I'm not claiming that the post-Coldwar world order and globalization was just,
of course it was not. But the total collapse of the previous system is not
something without serious consequences. I could only hope that the current
failures are "only" a temporary stagnation with limited conflicts and damages,
that this situation is merely a transitional period, and could be soon solved
peacefully by the next technological innovations. On the other hand, if it's
not true, I can only hope it's not a repetition of pre-World War I history.

------
thanatropism
Counterpoint: [http://www.generation-
online.org/p/fpdeleuze10.htm](http://www.generation-
online.org/p/fpdeleuze10.htm)

Quote:

\----

Desire is not putting something up on a pedestal and saying, hey, I desire
this. We don't desire liberty and so forth, for example; that doesn't mean
anything. We find ourselves in situations.

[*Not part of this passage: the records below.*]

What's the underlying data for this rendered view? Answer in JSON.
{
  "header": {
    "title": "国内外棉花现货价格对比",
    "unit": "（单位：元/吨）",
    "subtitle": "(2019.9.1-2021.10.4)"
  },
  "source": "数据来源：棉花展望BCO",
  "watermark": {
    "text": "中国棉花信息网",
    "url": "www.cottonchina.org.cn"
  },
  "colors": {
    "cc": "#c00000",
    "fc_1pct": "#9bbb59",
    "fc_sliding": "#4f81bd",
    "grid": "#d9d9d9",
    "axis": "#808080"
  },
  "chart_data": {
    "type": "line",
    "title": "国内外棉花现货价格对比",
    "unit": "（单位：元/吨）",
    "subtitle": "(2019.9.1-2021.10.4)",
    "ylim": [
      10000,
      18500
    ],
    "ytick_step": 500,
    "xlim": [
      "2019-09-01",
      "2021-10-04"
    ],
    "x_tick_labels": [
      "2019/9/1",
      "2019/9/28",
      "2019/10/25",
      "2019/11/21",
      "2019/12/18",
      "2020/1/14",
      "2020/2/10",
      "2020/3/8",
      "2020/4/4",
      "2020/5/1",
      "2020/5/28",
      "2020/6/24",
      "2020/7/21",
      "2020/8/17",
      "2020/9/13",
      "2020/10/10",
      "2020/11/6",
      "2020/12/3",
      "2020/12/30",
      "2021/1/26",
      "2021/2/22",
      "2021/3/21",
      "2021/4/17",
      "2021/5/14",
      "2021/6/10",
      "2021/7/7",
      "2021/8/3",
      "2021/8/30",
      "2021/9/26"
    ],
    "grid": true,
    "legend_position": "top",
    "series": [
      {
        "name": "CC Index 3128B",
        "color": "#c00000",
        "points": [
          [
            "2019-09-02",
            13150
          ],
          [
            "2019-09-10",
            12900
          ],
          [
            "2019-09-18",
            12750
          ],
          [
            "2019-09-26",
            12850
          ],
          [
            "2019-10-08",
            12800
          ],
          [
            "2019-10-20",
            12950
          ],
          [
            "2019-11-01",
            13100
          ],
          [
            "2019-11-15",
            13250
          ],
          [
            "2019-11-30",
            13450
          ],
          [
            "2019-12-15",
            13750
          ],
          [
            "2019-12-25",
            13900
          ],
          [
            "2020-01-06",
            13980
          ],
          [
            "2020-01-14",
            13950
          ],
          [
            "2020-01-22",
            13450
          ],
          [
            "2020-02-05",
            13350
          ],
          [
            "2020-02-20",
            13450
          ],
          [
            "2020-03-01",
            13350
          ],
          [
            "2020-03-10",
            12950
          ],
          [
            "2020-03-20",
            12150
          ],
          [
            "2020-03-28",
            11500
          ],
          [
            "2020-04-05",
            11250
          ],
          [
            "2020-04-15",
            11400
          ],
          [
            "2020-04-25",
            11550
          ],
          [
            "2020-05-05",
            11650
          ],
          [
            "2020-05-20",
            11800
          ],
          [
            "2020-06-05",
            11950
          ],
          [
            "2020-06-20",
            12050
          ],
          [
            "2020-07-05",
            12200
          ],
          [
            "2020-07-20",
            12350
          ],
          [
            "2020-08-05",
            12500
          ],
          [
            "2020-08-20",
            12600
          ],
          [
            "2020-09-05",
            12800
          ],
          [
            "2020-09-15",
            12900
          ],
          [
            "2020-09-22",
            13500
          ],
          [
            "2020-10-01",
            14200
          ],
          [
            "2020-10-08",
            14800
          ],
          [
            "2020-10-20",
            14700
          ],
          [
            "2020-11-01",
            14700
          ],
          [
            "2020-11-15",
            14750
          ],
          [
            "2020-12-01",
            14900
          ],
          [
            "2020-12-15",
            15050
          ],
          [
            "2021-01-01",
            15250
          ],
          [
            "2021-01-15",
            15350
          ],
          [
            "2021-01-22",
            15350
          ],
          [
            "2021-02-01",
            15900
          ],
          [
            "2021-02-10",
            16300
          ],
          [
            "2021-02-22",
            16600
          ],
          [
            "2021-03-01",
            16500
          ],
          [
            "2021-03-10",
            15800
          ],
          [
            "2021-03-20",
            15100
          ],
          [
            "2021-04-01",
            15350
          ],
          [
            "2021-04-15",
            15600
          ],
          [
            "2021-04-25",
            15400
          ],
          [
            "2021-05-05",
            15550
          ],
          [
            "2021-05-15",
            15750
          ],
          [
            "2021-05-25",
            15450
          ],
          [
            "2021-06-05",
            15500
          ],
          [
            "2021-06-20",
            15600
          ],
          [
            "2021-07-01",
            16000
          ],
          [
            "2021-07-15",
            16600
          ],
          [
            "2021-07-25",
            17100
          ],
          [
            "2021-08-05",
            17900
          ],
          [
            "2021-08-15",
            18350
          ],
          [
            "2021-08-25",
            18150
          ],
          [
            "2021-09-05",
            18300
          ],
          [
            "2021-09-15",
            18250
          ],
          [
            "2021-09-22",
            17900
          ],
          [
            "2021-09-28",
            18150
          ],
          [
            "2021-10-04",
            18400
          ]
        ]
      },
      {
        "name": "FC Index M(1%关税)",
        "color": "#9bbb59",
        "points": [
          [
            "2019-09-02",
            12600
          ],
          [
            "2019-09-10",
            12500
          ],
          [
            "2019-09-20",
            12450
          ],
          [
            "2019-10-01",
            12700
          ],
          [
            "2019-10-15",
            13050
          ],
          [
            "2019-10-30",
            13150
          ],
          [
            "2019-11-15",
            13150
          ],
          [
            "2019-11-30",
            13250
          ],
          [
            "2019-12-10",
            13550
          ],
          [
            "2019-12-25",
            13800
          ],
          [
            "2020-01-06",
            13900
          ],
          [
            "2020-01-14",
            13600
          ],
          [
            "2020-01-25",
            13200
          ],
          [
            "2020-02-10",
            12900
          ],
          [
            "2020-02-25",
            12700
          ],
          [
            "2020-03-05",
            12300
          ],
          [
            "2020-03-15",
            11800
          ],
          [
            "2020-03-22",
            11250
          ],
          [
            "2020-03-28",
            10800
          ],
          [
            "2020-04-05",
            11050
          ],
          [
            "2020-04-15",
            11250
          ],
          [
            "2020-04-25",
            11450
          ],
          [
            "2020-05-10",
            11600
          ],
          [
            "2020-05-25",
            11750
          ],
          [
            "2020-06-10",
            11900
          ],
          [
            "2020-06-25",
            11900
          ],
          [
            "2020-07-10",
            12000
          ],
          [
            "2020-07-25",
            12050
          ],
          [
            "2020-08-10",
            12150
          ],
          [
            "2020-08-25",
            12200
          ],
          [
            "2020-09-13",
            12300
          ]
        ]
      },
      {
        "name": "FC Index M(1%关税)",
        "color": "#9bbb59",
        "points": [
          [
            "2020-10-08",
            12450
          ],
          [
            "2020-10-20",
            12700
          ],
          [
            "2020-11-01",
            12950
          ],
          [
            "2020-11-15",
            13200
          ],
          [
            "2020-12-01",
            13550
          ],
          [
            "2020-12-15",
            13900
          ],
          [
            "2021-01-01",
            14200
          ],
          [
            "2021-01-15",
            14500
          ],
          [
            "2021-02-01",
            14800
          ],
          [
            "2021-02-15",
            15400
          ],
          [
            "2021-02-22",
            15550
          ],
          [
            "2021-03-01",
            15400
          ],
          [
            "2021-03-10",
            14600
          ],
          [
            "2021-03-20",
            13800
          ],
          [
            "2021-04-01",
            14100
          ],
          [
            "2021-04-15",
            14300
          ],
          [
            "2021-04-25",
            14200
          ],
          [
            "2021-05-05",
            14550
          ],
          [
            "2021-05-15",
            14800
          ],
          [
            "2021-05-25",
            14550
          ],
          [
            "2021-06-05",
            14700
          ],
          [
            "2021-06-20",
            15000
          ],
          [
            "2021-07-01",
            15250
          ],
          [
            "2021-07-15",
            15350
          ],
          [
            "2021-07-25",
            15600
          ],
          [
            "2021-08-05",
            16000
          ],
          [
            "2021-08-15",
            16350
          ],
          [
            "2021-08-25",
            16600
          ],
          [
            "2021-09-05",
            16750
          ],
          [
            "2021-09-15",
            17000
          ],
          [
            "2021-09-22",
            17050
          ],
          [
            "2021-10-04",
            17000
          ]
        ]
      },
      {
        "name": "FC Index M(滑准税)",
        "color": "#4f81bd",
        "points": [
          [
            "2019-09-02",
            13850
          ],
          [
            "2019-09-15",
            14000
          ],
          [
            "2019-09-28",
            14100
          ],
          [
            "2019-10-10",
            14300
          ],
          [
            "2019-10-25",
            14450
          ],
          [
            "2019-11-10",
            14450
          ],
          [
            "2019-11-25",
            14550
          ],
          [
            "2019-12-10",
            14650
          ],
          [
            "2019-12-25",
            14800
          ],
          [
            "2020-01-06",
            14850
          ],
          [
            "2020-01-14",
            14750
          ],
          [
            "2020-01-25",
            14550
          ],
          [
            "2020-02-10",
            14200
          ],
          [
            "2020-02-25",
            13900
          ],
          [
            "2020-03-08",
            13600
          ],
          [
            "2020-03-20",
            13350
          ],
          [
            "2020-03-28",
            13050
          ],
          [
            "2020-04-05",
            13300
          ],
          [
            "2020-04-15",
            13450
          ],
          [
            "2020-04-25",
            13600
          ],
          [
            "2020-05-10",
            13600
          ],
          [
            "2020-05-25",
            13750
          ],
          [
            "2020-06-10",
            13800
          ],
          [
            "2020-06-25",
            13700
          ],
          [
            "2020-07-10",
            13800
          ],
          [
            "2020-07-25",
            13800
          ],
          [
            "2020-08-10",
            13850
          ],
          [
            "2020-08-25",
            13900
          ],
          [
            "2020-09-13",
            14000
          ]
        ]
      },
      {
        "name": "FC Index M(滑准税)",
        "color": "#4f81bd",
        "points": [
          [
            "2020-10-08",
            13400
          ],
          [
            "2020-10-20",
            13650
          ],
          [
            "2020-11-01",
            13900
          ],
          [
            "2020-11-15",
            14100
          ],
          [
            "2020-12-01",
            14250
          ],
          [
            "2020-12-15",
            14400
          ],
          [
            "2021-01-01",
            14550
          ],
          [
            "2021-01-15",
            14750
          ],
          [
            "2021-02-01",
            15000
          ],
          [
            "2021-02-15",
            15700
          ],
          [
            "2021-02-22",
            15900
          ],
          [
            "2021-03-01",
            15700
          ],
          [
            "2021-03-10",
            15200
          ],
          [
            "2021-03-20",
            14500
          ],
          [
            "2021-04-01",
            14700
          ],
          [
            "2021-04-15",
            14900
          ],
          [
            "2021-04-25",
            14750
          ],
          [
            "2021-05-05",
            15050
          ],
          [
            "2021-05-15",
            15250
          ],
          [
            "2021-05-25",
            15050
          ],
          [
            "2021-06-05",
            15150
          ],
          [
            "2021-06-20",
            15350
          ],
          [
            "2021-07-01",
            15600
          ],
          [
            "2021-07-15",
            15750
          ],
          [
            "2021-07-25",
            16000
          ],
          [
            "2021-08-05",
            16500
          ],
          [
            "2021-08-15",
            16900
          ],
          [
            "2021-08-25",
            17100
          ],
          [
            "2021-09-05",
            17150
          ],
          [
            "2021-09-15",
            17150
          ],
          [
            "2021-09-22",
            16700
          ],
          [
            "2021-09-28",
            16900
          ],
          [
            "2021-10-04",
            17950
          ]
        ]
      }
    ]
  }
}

Take today's Armenia, a recent example. What is the situation there? If I
understand correctly -- please let me know if I don't, though that's not the
point either -- there's an Armenian enclave in another Soviet republic. So
there's an Armenian republic, and then an enclave. Well, that's a situation.
First, there's the massacre that the Turks, or the Turkic people, I'm not
sure, massacre the Armenians once again, in their enclave. The Armenians take
refuge in their republic -- I think, and again, please correct my errors --
and then, there, an earthquake hits. It's as if they were in the Marquis de
Sade. These poor people went through the worst ordeals that they could face,
and they've only just escaped into shelter when Mother Nature starts it all up
again.

I mean, we say "human rights", but in the end, that's a party line for
intellectuals, and for odious intellectuals, and for intellectuals without any
ideas of their own. Right off the bat, I've noticed that these declarations of
human rights are never done by way of the people that are primarily concerned,
the Armenian associations and communities, and so on. Their problem isn't
human rights. What is it?

The Armenian problem is typical of what one might call a problem of
jurisprudence. It is extraordinarily complex. What can be done to save the
Armenians, and to enable the Armenians to extricate themselves from this
situation? And then, on top of things, the earthquake kicks in. An earthquake
whose unfolding also had its reasons, buildings which weren't well built,
which weren't put together as they should have been. All of these things are
jurisprudence cases. To act for liberty, to become a revolutionary, this is to
act on the plane of jurisprudence. To call out to justice -- justice does not
exist, and human rights do not exist. What counts is jurisprudence: _that_ is
the invention of rights, invention of the law. So those who are content to
remind us of human rights, and recite lists of human rights -- they are
idiots. It's not a question of applying human rights. It is one of inventing
jurisprudences where, in each case, this or that will no longer be possible.
And that's something quite different.